L’enfant dans les bras, Pierre la nourrit et s’en occupa, assis sur le canapé, tandis qu’elle se réveillait tout doucement. Elle gigotait de plus en plus et vocalisait des sons presque cohérents – mais elle était encore loin de former des mots complets. Il lui parla, un peu, commentant l’état de la pièce dans laquelle il se trouvait – qui était plus en désordre qu’habituellement. Evidemment, Sylvain n’avait sûrement pas eu le temps de ranger dernièrement…
« T’en fais pas Mélou, je vais aider papa à ranger tout ça, tu pourras gambader partout sans te viander après ça. Enfin, gambader, on s’entend hein. A quatre pattes. »

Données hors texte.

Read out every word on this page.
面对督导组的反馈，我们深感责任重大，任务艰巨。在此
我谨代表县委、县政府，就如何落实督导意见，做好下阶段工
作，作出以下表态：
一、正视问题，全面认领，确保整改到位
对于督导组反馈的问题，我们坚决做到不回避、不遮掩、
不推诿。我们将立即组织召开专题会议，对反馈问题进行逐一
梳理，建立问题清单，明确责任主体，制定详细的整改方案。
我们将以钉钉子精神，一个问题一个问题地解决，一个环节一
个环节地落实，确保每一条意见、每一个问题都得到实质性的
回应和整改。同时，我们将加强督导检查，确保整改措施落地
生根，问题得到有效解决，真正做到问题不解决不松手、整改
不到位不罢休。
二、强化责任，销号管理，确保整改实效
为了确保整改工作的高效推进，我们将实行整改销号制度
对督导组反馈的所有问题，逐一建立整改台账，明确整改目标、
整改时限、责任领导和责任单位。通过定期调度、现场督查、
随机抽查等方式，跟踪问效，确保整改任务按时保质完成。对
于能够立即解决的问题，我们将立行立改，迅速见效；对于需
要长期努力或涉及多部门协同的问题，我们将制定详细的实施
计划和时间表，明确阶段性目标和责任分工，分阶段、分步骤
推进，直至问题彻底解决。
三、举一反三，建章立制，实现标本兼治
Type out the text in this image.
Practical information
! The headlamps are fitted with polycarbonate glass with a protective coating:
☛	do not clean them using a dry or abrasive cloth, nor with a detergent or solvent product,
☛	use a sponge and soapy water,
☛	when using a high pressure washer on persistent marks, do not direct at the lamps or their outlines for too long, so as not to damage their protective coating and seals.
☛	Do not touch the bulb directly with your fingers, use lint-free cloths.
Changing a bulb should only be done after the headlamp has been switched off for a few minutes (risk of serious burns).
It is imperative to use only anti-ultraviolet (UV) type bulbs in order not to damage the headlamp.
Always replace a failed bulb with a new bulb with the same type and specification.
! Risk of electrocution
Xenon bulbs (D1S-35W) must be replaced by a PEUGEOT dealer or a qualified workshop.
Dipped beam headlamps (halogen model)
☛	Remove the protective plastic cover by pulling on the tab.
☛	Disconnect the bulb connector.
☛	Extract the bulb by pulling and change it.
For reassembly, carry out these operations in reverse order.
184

Elle répondit par des syllabes, jouant avec son t-shirt en l’agrippant à pleines mains et tirant dessus. Pierre essayait de l’en empêcher sans être trop ferme, parce qu’il préférait jouer avec elle.
Sylvain réapparut au bout d’une quinzaine de minutes, complètement habillé, frais et dispo. Il récupéra Mélissa pour lui faire un câlin et pour déposer un bisou sur sa joue.
« Merci, Pierre. C’est un peu compliqué de tout géré.
-Je vois ça, répliqua le susnommé avec un léger sarcasme. »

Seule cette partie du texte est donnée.